Ua Huka rail Temporal range: Late Holocene
- Conservation status: Extinct

Scientific classification
- Kingdom: Animalia
- Phylum: Chordata
- Class: Aves
- Order: Gruiformes
- Family: Rallidae
- Genus: Gallirallus
- Species: †G. gracilitibia
- Binomial name: †Gallirallus gracilitibia Kirchman & Steadman, 2007

= Ua Huka rail =

- Genus: Gallirallus
- Species: gracilitibia
- Authority: Kirchman & Steadman, 2007
- Conservation status: EX

Extinct species of bird

The Ua Huka rail (Gallirallus gracilitibia) is an extinct species of flightless bird in the Rallidae, or rail family.

==History==
It was described in 2007 from subfossil remains collected in 1965 by anthropologist Yosihiko H. Sinoto and colleagues at the Hane Dune archaeological site, on the island of Ua Huka in the Marquesas Islands of French Polynesia.

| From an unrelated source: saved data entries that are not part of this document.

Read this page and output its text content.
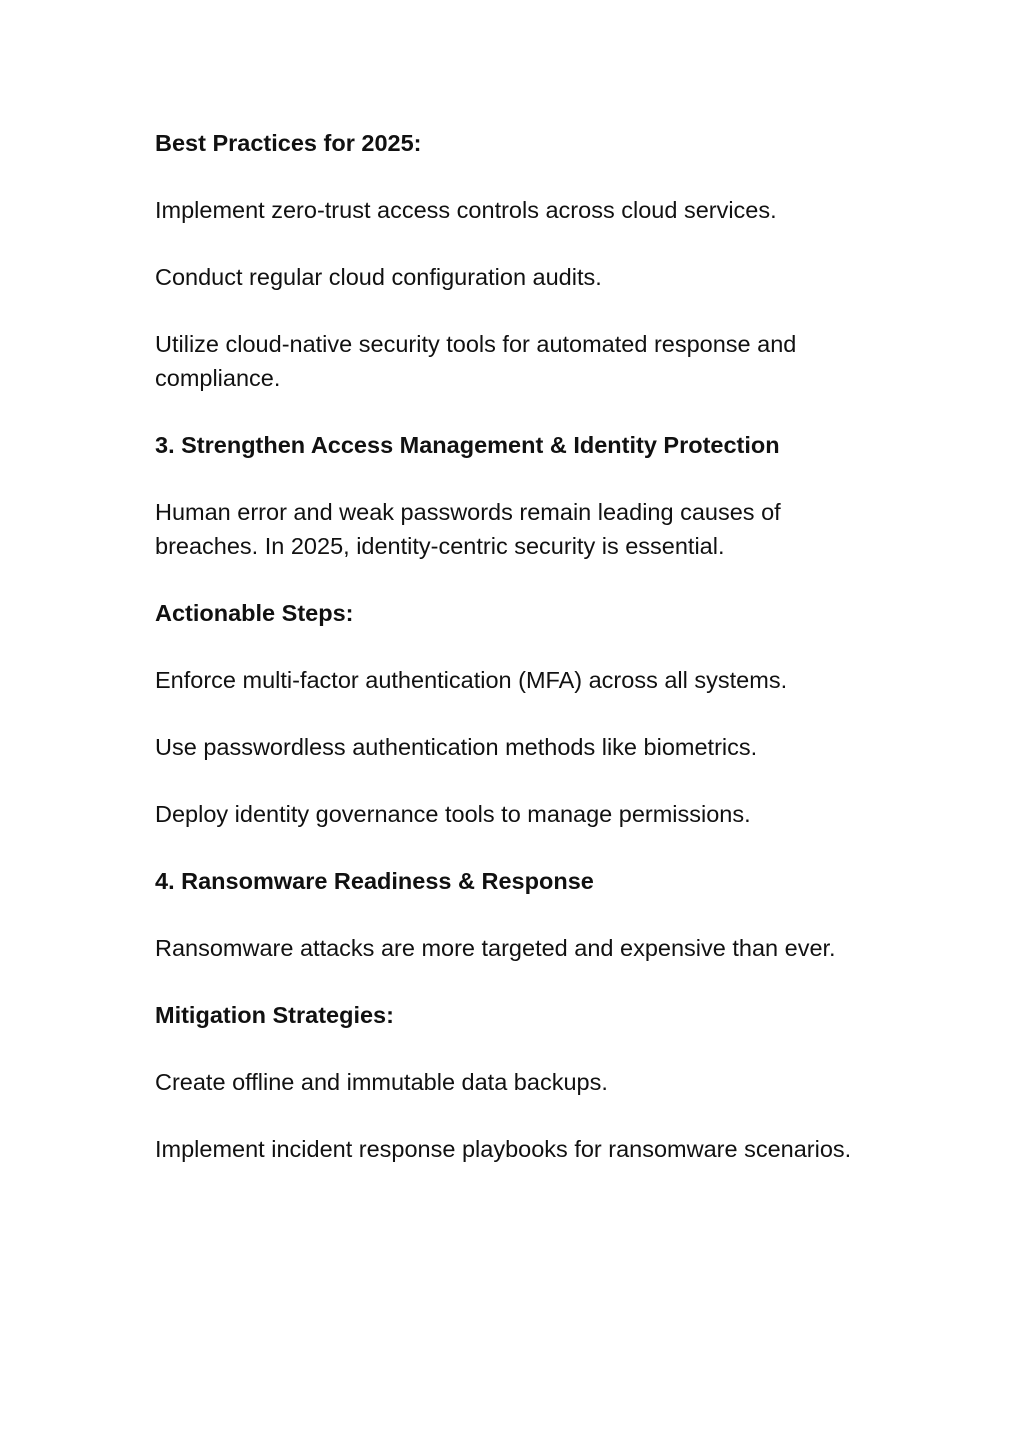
Best Practices for 2025:

Implement zero-trust access controls across cloud services.

Conduct regular cloud configuration audits.

Utilize cloud-native security tools for automated response and compliance.

3. Strengthen Access Management & Identity Protection

Human error and weak passwords remain leading causes of breaches. In 2025, identity-centric security is essential.

Actionable Steps:

Enforce multi-factor authentication (MFA) across all systems.

Use passwordless authentication methods like biometrics.

Deploy identity governance tools to manage permissions.

4. Ransomware Readiness & Response

Ransomware attacks are more targeted and expensive than ever.

Mitigation Strategies:

Create offline and immutable data backups.

Implement incident response playbooks for ransomware scenarios.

The site dates to about 1350 yr BP, from the early period of human settlement of the island.

==Etymology==
The specific epithet comes from the Latin gracilis (slender) and tibia (shinbone), referring to a diagnostic character of the material from which the species was described.

==Description==
The Ua Huka rail was a small to medium-sized rail, similar to the buff-banded rail (Hypotaenidia philippensis) but with reduced wings and an extremely thin shaft of the tibiotarsus - perhaps the thinnest among all rail species, volant or flightless. The reasons behind this feature are unclear.